6.4 Exercises#

1️⃣ Data Exploration#

Goal: Inspect the dataset structure.

Instructions:

  1. Download the dataset here and load the dataset.

  2. Explore it using the functions you know.

  3. Remove columns that are not items.

  4. Show summary statistics (.sd(), and .mean()) and correlation between items (.corr()).

  5. Visualise the correlation between items (you can use sns.heatmap())

  6. And plot the score distribution of one item, you can use: sns.histplot(df['column']).

before starting make sure you have lavaan installed:

  1. Open Anaconda Prompt (Windows) or Terminal (Mac).

  2. Copy and paste the appropriate command:

  • Windows:

    R -e "install.packages('lavaan', repos='https://cran.uni-muenster.de')"
    
  • Mac:

    R -e "install.packages('lavaan', repos='https://cran.r-project.org')"
    
# Use this cell to import any package you need
# Your code here

2️⃣ Model Comparison#

Goal: Fit two different models and compare their performance.

Instructions:

  1. Perform dimensionality assessment using one of the method introduced in the Dichotomous session (ex. princals())

  2. Fit a new model (you can call it better_model), after excluding one item from your dataset.

  3. Fit a Tau-Congeneric on the dataset containing all of the items and compare it to better_model.

  4. Discuss which model performs better and why.

# Import packages to use dimensionality assessment tools
from rpy2.robjects.packages import importr
importr("MPsychoR")
importr("psych")
importr("mirt")
# Your code here

3️⃣ Sorting item parameters#

Goal: Practise basic control‑flow constructs.

Exercises:

  1. Create a new load_sorted and a new inter_sorted variables.

  2. Use a for loop, if-else, and correct indexing to loop through df and sort the loadings and the intercept column.

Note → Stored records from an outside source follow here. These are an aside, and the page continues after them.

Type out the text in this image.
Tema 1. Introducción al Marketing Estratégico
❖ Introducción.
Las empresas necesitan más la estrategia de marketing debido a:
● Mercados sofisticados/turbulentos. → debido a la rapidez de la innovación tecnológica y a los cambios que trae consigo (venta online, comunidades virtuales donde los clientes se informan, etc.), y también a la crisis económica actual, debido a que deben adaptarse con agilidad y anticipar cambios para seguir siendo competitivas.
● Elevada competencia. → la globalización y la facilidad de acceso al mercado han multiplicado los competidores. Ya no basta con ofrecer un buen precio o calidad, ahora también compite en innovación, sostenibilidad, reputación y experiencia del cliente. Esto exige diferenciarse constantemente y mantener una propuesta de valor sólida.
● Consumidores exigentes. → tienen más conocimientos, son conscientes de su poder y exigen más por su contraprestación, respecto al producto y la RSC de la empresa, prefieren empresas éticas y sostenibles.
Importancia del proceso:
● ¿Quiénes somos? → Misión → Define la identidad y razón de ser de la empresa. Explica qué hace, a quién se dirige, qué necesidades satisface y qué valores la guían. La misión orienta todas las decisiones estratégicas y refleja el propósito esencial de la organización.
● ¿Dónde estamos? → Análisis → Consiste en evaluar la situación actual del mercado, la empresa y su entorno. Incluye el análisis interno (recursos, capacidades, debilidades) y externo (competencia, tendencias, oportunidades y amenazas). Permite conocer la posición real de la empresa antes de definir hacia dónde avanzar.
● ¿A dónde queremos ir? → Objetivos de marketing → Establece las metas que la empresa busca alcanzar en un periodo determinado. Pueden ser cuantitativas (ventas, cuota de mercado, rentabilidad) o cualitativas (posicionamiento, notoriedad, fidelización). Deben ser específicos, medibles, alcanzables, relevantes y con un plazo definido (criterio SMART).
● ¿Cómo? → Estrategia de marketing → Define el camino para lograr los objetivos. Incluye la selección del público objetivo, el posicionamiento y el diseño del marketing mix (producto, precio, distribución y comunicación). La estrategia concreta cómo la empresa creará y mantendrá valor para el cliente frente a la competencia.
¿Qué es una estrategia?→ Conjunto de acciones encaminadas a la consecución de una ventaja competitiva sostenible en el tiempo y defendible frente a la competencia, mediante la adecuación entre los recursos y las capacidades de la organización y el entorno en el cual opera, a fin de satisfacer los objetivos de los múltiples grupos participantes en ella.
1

  3. Do this without using any .sort() function

from rpy2 import robjects as ro
from rpy2.robjects import pandas2ri
import pandas as pd
pe = ro.r('parameterEstimates(fitmtc)')       
pe = pandas2ri.rpy2py(pe)
df = pd.DataFrame({
    'item': pe.loc[0:5, 'rhs'].values,
    'loading': pe.loc[0:5, 'est'].values,
    'intercept': pe.loc[13:18, 'est'].values
})

df